I am nineteen-years-old. I just found out that I'm pregnant. I have been with the guy for two years and in college for one year. We are not financially stable. We have given it a lot of thought, but still do not know what to do. I have looked at the pros and cons and still I'm not sure. I have three little sisters and know that raising children is a hard job. Throughout this time I have leaned more toward the abortion, but don't feel like I know enough about it. Can you please HELP?



Dear Undecided, 

Kudos to you for thinking about your capacity—both physically and financially—for welcoming a child into the world. There are two types of abortion available: medication abortion and surgical abortion. Medication abortion involves taking two drugs—mifepristone and misoprostol—to break the uterine lining down and shed it via a process similar to a heavy period. Surgical abortions involve a trained health care provider using instruments to suction pregnancy tissue out of the uterus. Unfortunately, access to these procedures may be limited by the overturning of Roe v. Wade, court cases related to the legality of mifepristone, and how far along you are in your pregnancy. Read on for more information about your options. 

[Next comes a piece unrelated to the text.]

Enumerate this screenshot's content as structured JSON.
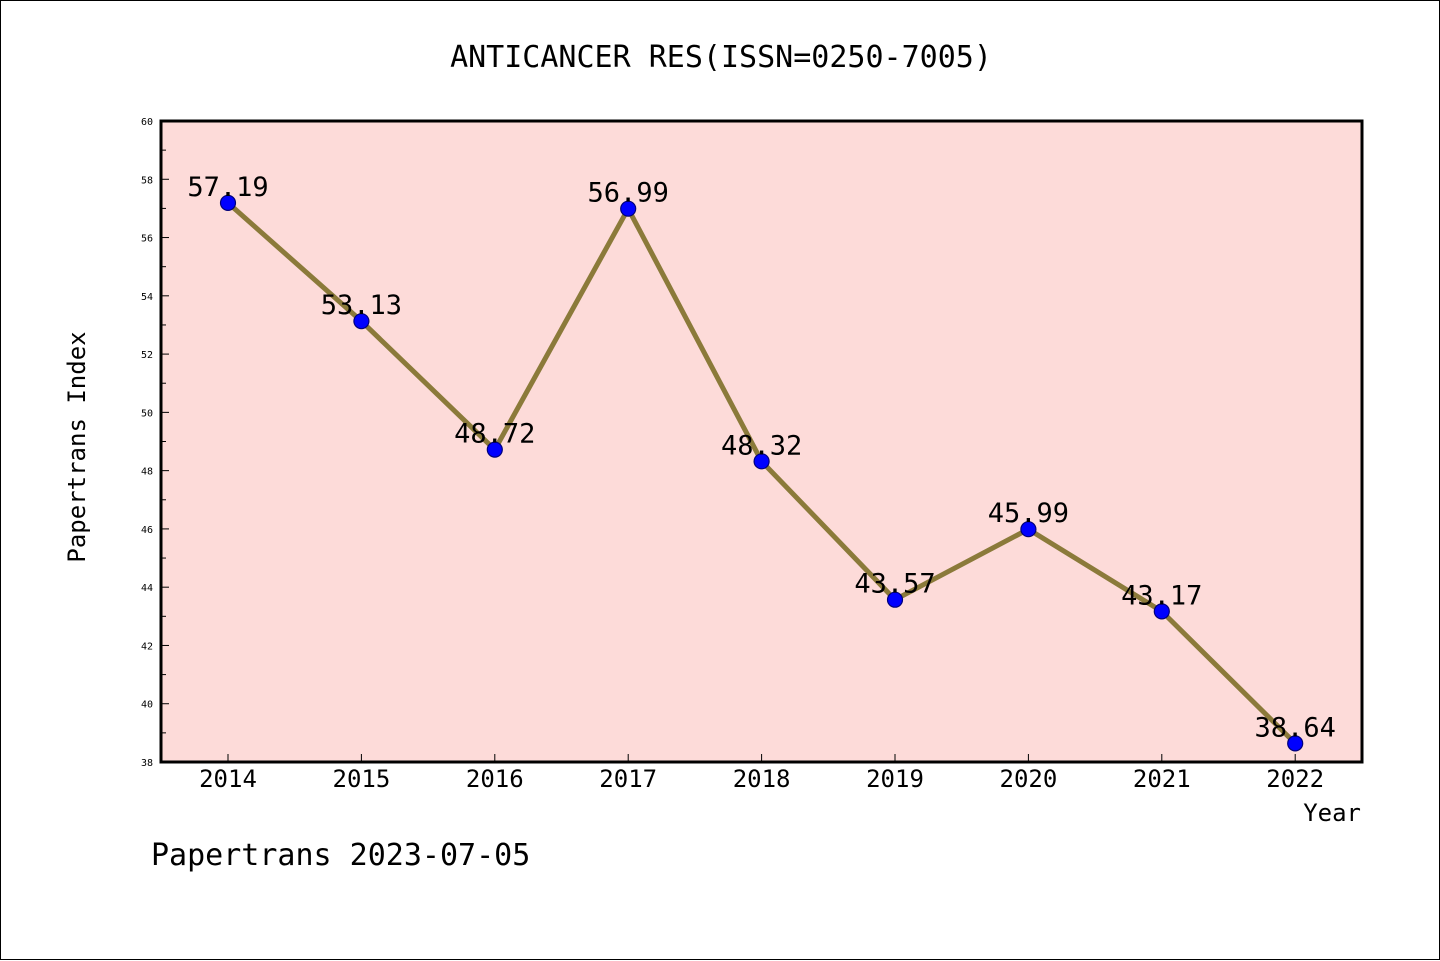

Medication abortions are recommended if you are earlier in your pregnancy. Specifically, if you’re within 49 days of the first day of your last menstrual period, this may be an option for you. Currently, the legality of mifepristone is being challenged—there has been one court case ruling it as illegal and another one ruling it as legal. Depending on where you live, health care providers may or may not be able to prescribe these medications for you, which could limit access to medication abortions. 

If it's been more than 49 days since the first day of your last menstrual period, your options are limited to a surgical abortion. Clinically, having a surgical abortion is a safe and simple procedure when carried out by a licensed and trained medical professional with the appropriate sterile instruments. If you decide to have an abortion, it’s best to do so within the first trimester (first three months)—this is when an abortion is safer, easier, and less expensive. It may be more difficult to find someone to perform a second trimester abortion and third trimester abortions. Late term abortions are typically only performed when the carrying parent’s life is seriously threatened by the pregnancy, or if they need to be treated for a life-threatening disease with a medication that would be toxic to the pregnancy. 

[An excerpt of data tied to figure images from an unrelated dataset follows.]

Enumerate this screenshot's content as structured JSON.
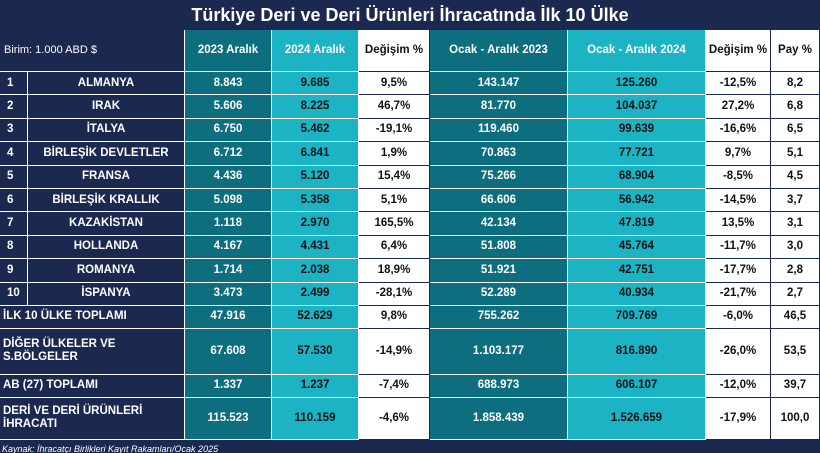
{
  "title": "Türkiye Deri ve Deri Ürünleri İhracatında İlk 10 Ülke",
  "unit_label": "Birim: 1.000 ABD $",
  "headers": [
    "2023 Aralık",
    "2024 Aralık",
    "Değişim %",
    "Ocak - Aralık 2023",
    "Ocak - Aralık 2024",
    "Değişim %",
    "Pay %"
  ],
  "rows": [
    {
      "rank": "1",
      "country": "ALMANYA",
      "v": [
        "8.843",
        "9.685",
        "9,5%",
        "143.147",
        "125.260",
        "-12,5%",
        "8,2"
      ]
    },
    {
      "rank": "2",
      "country": "IRAK",
      "v": [
        "5.606",
        "8.225",
        "46,7%",
        "81.770",
        "104.037",
        "27,2%",
        "6,8"
      ]
    },
    {
      "rank": "3",
      "country": "İTALYA",
      "v": [
        "6.750",
        "5.462",
        "-19,1%",
        "119.460",
        "99.639",
        "-16,6%",
        "6,5"
      ]
    },
    {
      "rank": "4",
      "country": "BİRLEŞİK DEVLETLER",
      "v": [
        "6.712",
        "6.841",
        "1,9%",
        "70.863",
        "77.721",
        "9,7%",
        "5,1"
      ]
    },
    {
      "rank": "5",
      "country": "FRANSA",
      "v": [
        "4.436",
        "5.120",
        "15,4%",
        "75.266",
        "68.904",
        "-8,5%",
        "4,5"
      ]
    },
    {
      "rank": "6",
      "country": "BİRLEŞİK KRALLIK",
      "v": [
        "5.098",
        "5.358",
        "5,1%",
        "66.606",
        "56.942",
        "-14,5%",
        "3,7"
      ]
    },
    {
      "rank": "7",
      "country": "KAZAKİSTAN",
      "v": [
        "1.118",
        "2.970",
        "165,5%",
        "42.134",
        "47.819",
        "13,5%",
        "3,1"
      ]
    },
    {
      "rank": "8",
      "country": "HOLLANDA",
      "v": [
        "4.167",
        "4.431",
        "6,4%",
        "51.808",
        "45.764",
        "-11,7%",
        "3,0"
      ]
    },
    {
      "rank": "9",
      "country": "ROMANYA",
      "v": [
        "1.714",
        "2.038",
        "18,9%",
        "51.921",
        "42.751",
        "-17,7%",
        "2,8"
      ]
    },
    {
      "rank": "10",
      "country": "İSPANYA",
      "v": [
        "3.473",
        "2.499",
        "-28,1%",
        "52.289",
        "40.934",
        "-21,7%",
        "2,7"
      ]
    }
  ],
  "summary_rows": [
    {
      "label": "İLK 10 ÜLKE TOPLAMI",
      "v": [
        "47.916",
        "52.629",
        "9,8%",
        "755.262",
        "709.769",
        "-6,0%",
        "46,5"
      ]
    },
    {
      "label": "DİĞER ÜLKELER VE S.BÖLGELER",
      "v": [
        "67.608",
        "57.530",
        "-14,9%",
        "1.103.177",
        "816.890",
        "-26,0%",
        "53,5"
      ]
    },
    {
      "label": "AB (27) TOPLAMI",
      "v": [
        "1.337",
        "1.237",
        "-7,4%",
        "688.973",
        "606.107",
        "-12,0%",
        "39,7"
      ]
    },
    {
      "label": "DERİ VE DERİ ÜRÜNLERİ İHRACATI",
      "v": [
        "115.523",
        "110.159",
        "-4,6%",
        "1.858.439",
        "1.526.659",
        "-17,9%",
        "100,0"
      ]
    }
  ],
  "source": "Kaynak: İhracatçı Birlikleri Kayıt Rakamları/Ocak 2025",
  "colors": {
    "navy": "#1b2850",
    "dark_teal": "#0c6e7e",
    "light_teal": "#1cb3c4",
    "white": "#ffffff"
  }
}
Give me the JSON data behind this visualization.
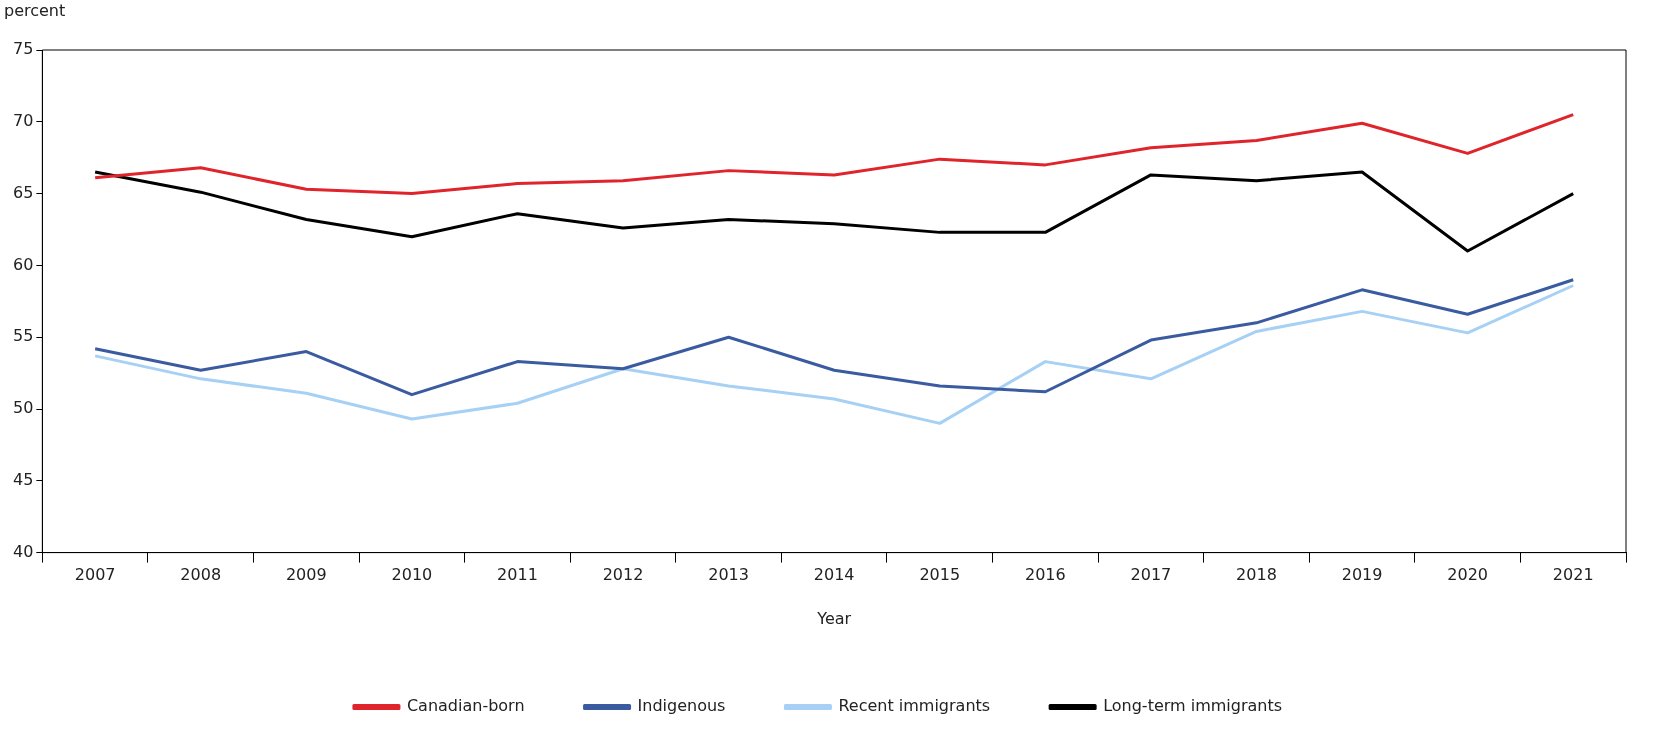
{
  "chart_data": {
    "type": "line",
    "ylabel": "percent",
    "xlabel": "Year",
    "categories": [
      "2007",
      "2008",
      "2009",
      "2010",
      "2011",
      "2012",
      "2013",
      "2014",
      "2015",
      "2016",
      "2017",
      "2018",
      "2019",
      "2020",
      "2021"
    ],
    "series": [
      {
        "name": "Canadian-born",
        "color": "#e0242b",
        "values": [
          66.1,
          66.8,
          65.3,
          65.0,
          65.7,
          65.9,
          66.6,
          66.3,
          67.4,
          67.0,
          68.2,
          68.7,
          69.9,
          67.8,
          70.5
        ]
      },
      {
        "name": "Indigenous",
        "color": "#3a5ba0",
        "values": [
          54.2,
          52.7,
          54.0,
          51.0,
          53.3,
          52.8,
          55.0,
          52.7,
          51.6,
          51.2,
          54.8,
          56.0,
          58.3,
          56.6,
          59.0
        ]
      },
      {
        "name": "Recent immigrants",
        "color": "#a6d1f5",
        "values": [
          53.7,
          52.1,
          51.1,
          49.3,
          50.4,
          52.8,
          51.6,
          50.7,
          49.0,
          53.3,
          52.1,
          55.4,
          56.8,
          55.3,
          58.6
        ]
      },
      {
        "name": "Long-term immigrants",
        "color": "#000000",
        "values": [
          66.5,
          65.1,
          63.2,
          62.0,
          63.6,
          62.6,
          63.2,
          62.9,
          62.3,
          62.3,
          66.3,
          65.9,
          66.5,
          61.0,
          65.0
        ]
      }
    ],
    "ylim": [
      40,
      75
    ],
    "yticks": [
      40,
      45,
      50,
      55,
      60,
      65,
      70,
      75
    ],
    "grid": false,
    "legend": "bottom",
    "marker": "none",
    "line_style": "solid"
  }
}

Most surgical abortions take anywhere from 5 to 15 minutes. The most common technique, aspiration, involves inserting a small tube that’s attached to a source of gentle suction, which draws the pregnancy tissue out from the uterus through the cervix. You may be able to choose whether your anesthesia is local—you're awake—or general—you’re asleep. This type of abortion is done during the first three months. Second trimester abortions usually involve an injection of medication to help trigger the abortion. 

As far as how you’ll handle an abortion emotionally, some people feel relief, sadness, anger, upset, guilt, nothing at all, or all of the above.  If you choose to have an abortion, consider letting a close friend or two, besides your boyfriend, know about it. Having people around who care and who can support you in your decisions may help you to feel supported. 

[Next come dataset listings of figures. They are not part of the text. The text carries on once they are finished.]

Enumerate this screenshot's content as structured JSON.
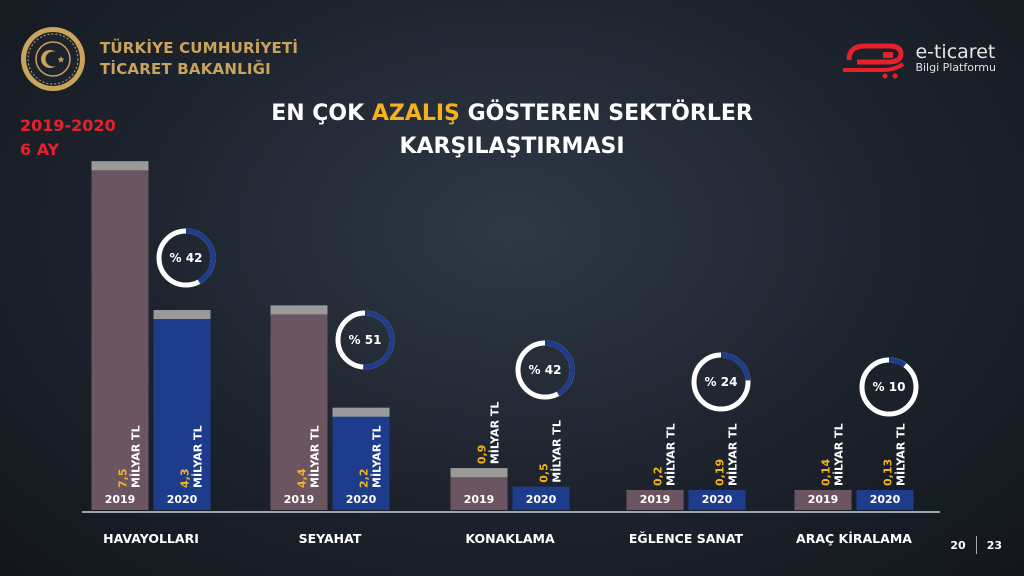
{
  "header": {
    "ministry_line1": "TÜRKİYE CUMHURİYETİ",
    "ministry_line2": "TİCARET BAKANLIĞI",
    "brand_name": "e-ticaret",
    "brand_sub": "Bilgi Platformu"
  },
  "title": {
    "part1": "EN ÇOK ",
    "highlight": "AZALIŞ",
    "part2": " GÖSTEREN SEKTÖRLER",
    "line2": "KARŞILAŞTIRMASI"
  },
  "period": {
    "line1": "2019-2020",
    "line2": "6 AY"
  },
  "colors": {
    "bar_2019": "#6b5560",
    "bar_2020": "#1e3c8c",
    "value_label": "#f5b21c",
    "ring_fill": "#1e3c8c",
    "ring_track": "#ffffff",
    "title_highlight": "#f5b21c",
    "period": "#e8202a"
  },
  "icons": [
    "ministry-seal-icon",
    "eticaret-logo-icon",
    "cart-icon"
  ],
  "chart_data": {
    "type": "bar",
    "categories": [
      "HAVAYOLLARI",
      "SEYAHAT",
      "KONAKLAMA",
      "EĞLENCE SANAT",
      "ARAÇ KİRALAMA"
    ],
    "series": [
      {
        "name": "2019",
        "values": [
          7.5,
          4.4,
          0.9,
          0.2,
          0.14
        ],
        "labels": [
          "7,5",
          "4,4",
          "0,9",
          "0,2",
          "0,14"
        ]
      },
      {
        "name": "2020",
        "values": [
          4.3,
          2.2,
          0.5,
          0.19,
          0.13
        ],
        "labels": [
          "4,3",
          "2,2",
          "0,5",
          "0,19",
          "0,13"
        ]
      }
    ],
    "unit": "MİLYAR TL",
    "decrease_percent": [
      42,
      51,
      42,
      24,
      10
    ],
    "decrease_labels": [
      "% 42",
      "% 51",
      "% 42",
      "% 24",
      "% 10"
    ]
  },
  "page": {
    "left": "20",
    "right": "23"
  }
}
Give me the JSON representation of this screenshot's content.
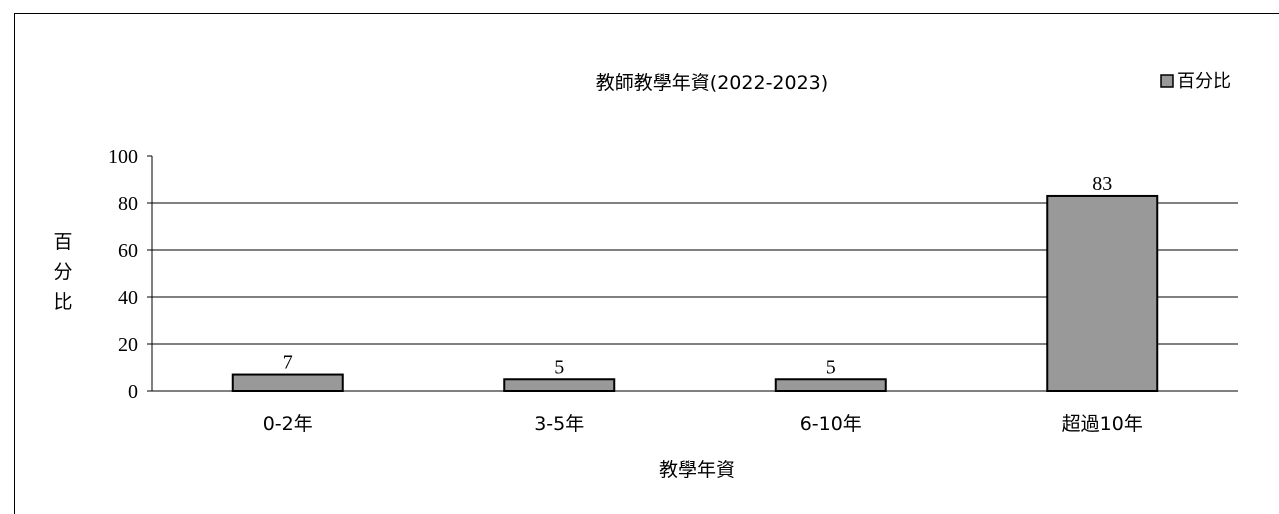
{
  "chart_data": {
    "type": "bar",
    "title": "教師教學年資(2022-2023)",
    "xlabel": "教學年資",
    "ylabel": "百分比",
    "categories": [
      "0-2年",
      "3-5年",
      "6-10年",
      "超過10年"
    ],
    "series": [
      {
        "name": "百分比",
        "values": [
          7,
          5,
          5,
          83
        ]
      }
    ],
    "data_labels": [
      "7",
      "5",
      "5",
      "83"
    ],
    "ylim": [
      0,
      100
    ],
    "yticks": [
      "0",
      "20",
      "40",
      "60",
      "80",
      "100"
    ],
    "grid": true,
    "legend_position": "top-right",
    "colors": {
      "bar": "#999999",
      "bar_border": "#000000",
      "grid": "#000000"
    }
  }
}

How you move forward (or not) with the pregnancy is up to you. You may choose to terminate the pregnancy, or you can carry the pregnancy to full-term, either keeping the baby or opting for adoption. Having the input of your partner may also help you feel supported and help you make a more informed decision. It may be a complicated decision to make, as family, religious, cultural, and future life concerns are so often influential. Consider also speaking with a health care provider or making an appointment with your student health services if you need more help making your decision. Planned Parenthood is another great resource for information and support. You may also find it helpful to speak about this decision with a mental health professional or another person you trust. Whatever you decide, it’s great that you’re taking the steps to get as much information before making this decision.